The victim, Sunni Reza, was a passenger in a car with several men, including her father, who had left an Albuquerque community center. The driver encountered a group of men, including Candelaria, who were walking and with whom he had an earlier confrontation after not giving them a ride.
Candelaria admitted to firing two shoots in the air and two at the vehicle. One bullet struck and killed the girl.
Under New Mexico law, depraved mind murder is the killing of a person “by any act greatly dangerous to the lives of others, indicating a depraved mind regardless of human life.”
In Thursday’s ruling, the justices addressed the distinction between depraved mind murder and second-degree murder “in an effort to assist parties and lower courts in the future.”
The Court outlined the legal factors necessary to show whether a defendant acted with a depraved mind.
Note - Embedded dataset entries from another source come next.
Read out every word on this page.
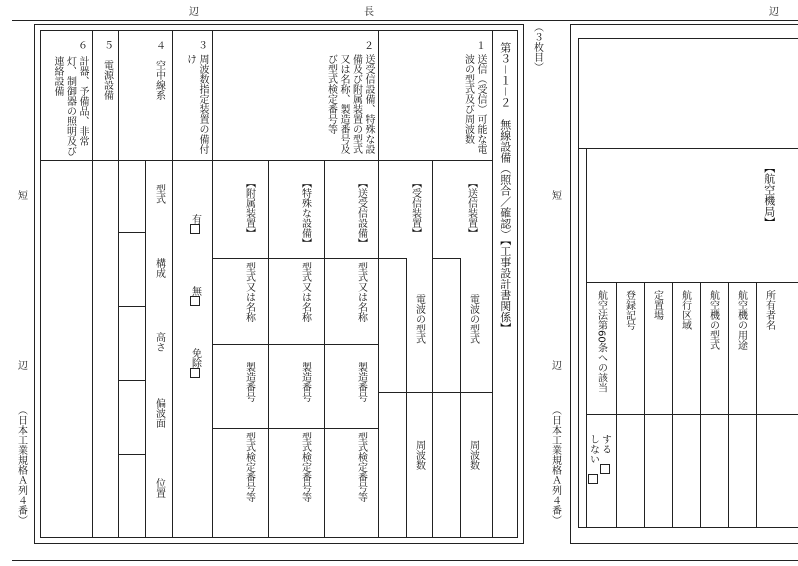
辺	長	辺
（３枚目）
短
辺
（日本工業規格Ａ列４番）
短
辺
（日本工業規格Ａ列４番）
第３－１－２　無線設備（照合／確認）【工事設計書関係】
１
送信（受信）可能な電波の型式及び周波数
２
送受信設備、特殊な設備及び附属装置の型式又は名称、製造番号及び型式検定番号等
３
周波数指定装置の備付け
４
空中線系
５
電源設備
６
計器、予備品、非常灯、制御器の照明及び連絡設備
【送信装置】
【受信装置】
電波の型式
周波数
電波の型式
周波数
【送受信設備】
【特殊な設備】
【附属装置】
型式又は名称
製造番号
型式検定番号等
型式又は名称
製造番号
型式検定番号等
型式又は名称
製造番号
型式検定番号等
有
無
免除
型式
構成
高さ
偏波面
位置
【航空機局】
所有者名
航空機の用途
航空機の型式
航行区域
定置場
登録記号
航空法第60条への該当
する　
しない　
Those include that the defendant’s action was “outrageously reckless,” showed an “intensified malice or evil intent” and that more than one person was endangered.
Second-degree murder, in contrast, requires that defendants know their actions “create a strong probability of death or great bodily harm” to another person.
Depraved mind murder is punishable by life in prison while second-degree murder carries a basic sentence of 15 years in prison.
Among the issues raised in the appeal, Candelaria contended the trial court judge should have explained to the jury that defendants can legally respond to certain threats by standing their ground and using deadly force rather than safely retreating. The Court disagreed that a “stand-your-ground” jury instruction was necessary. Prosecutors had presented evidence that no shots were fired at Candelaria’s group and no person in the vehicle had a weapon, the Court noted.